Spring naar inhoud

Spermaonderzoek en -normen

SPERMAONDERZOEK EN SPERMANORMEN BIJ NSPS DEKHENGSTEN

Door vrijwel alle paarden- en pony stamboeken in Nederland wordt voor hengsten die voor een eerste goedkeuring in aanmerking komen, een spermaonderzoek voorgeschreven.

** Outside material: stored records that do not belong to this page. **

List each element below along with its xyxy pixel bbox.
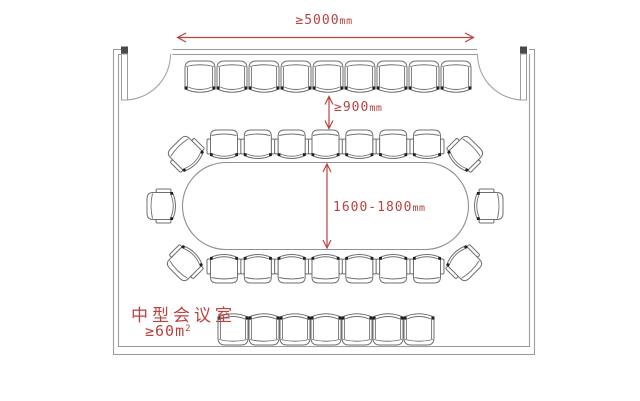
chair-back-row-bottom-3: [280, 314, 311, 345]
dimension-arrow-aisle-clearance: [325, 97, 333, 129]
chair-back-row-bottom-5: [342, 314, 373, 345]
chair-table-bottom-2: [241, 255, 275, 284]
chair-table-bottom-5: [342, 255, 376, 284]
door-right-hinge: [520, 47, 527, 54]
door-right-swing-arc: [478, 54, 524, 100]
chair-wall-row-top-5: [313, 61, 344, 92]
chair-table-top-3: [275, 130, 309, 159]
chair-table-corner-3: [163, 241, 207, 285]
door-left-swing-arc: [125, 54, 171, 100]
chair-table-corner-2: [443, 132, 487, 176]
dimension-label-room-width: ≥5000mm: [254, 13, 394, 28]
door-left-leaf: [122, 54, 128, 100]
chair-back-row-bottom-2: [249, 314, 280, 345]
chair-table-end-right: [475, 189, 504, 223]
dimension-arrow-room-width: [178, 33, 474, 42]
dimension-unit: mm: [412, 203, 425, 214]
chair-table-corner-1: [164, 132, 208, 176]
chair-wall-row-top-2: [217, 61, 248, 92]
door-right-leaf: [521, 54, 527, 100]
chair-table-top-7: [410, 130, 444, 159]
chair-table-bottom-3: [275, 255, 309, 284]
door-opening-left: [128, 45, 173, 57]
chair-wall-row-top-9: [441, 61, 472, 92]
chair-back-row-bottom-7: [404, 314, 435, 345]
room-area-superscript: 2: [185, 324, 191, 334]
chair-table-top-6: [376, 130, 410, 159]
chair-back-row-bottom-6: [373, 314, 404, 345]
chair-table-top-1: [207, 130, 241, 159]
chair-table-top-4: [308, 130, 342, 159]
dimension-value: ≥900: [334, 100, 369, 115]
chair-table-corner-4: [442, 241, 486, 285]
chair-table-top-2: [241, 130, 275, 159]
chair-table-bottom-6: [376, 255, 410, 284]
chair-table-bottom-4: [308, 255, 342, 284]
chair-wall-row-top-8: [409, 61, 440, 92]
dimension-unit: mm: [340, 16, 353, 27]
chair-table-end-left: [147, 189, 176, 223]
conference-table: [183, 163, 469, 250]
room-area-value: ≥60m: [145, 322, 185, 340]
chair-wall-row-top-6: [345, 61, 376, 92]
chair-wall-row-top-4: [281, 61, 312, 92]
dimension-value: ≥5000: [295, 13, 339, 28]
chair-table-bottom-7: [410, 255, 444, 284]
room-area-label: ≥60m2: [145, 322, 192, 340]
dimension-label-aisle-clearance: ≥900mm: [334, 100, 382, 115]
chair-table-bottom-1: [207, 255, 241, 284]
chair-wall-row-top-1: [185, 61, 216, 92]
chair-back-row-bottom-4: [311, 314, 342, 345]
chair-table-top-5: [342, 130, 376, 159]
door-left-hinge: [121, 47, 128, 54]
chair-wall-row-top-7: [377, 61, 408, 92]
floor-plan-drawing: [0, 0, 640, 401]
chair-wall-row-top-3: [249, 61, 280, 92]
dimension-label-table-width: 1600-1800mm: [333, 200, 426, 215]
floor-plan-canvas: ≥5000mm ≥900mm 1600-1800mm 中型会议室 ≥60m2: [0, 0, 640, 401]
dimension-unit: mm: [369, 103, 382, 114]
dimension-value: 1600-1800: [333, 200, 412, 215]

Een hengst wordt onderzocht of hij een voldoende hoeveelheid, normaal gebouwde, goed bewegende zaadcellen kan produceren.

Als maat hiervoor wordt in Nederland de TNB waarde gebruikt.

Het TNB (Totaal Normaal Bewegende Zaadcellen) getal wordt als volgt berekend:

Volume x Concentratie (miljoen per ml) x % Bewegende zaadcellen x % Normaal gebouwde zaadcellen.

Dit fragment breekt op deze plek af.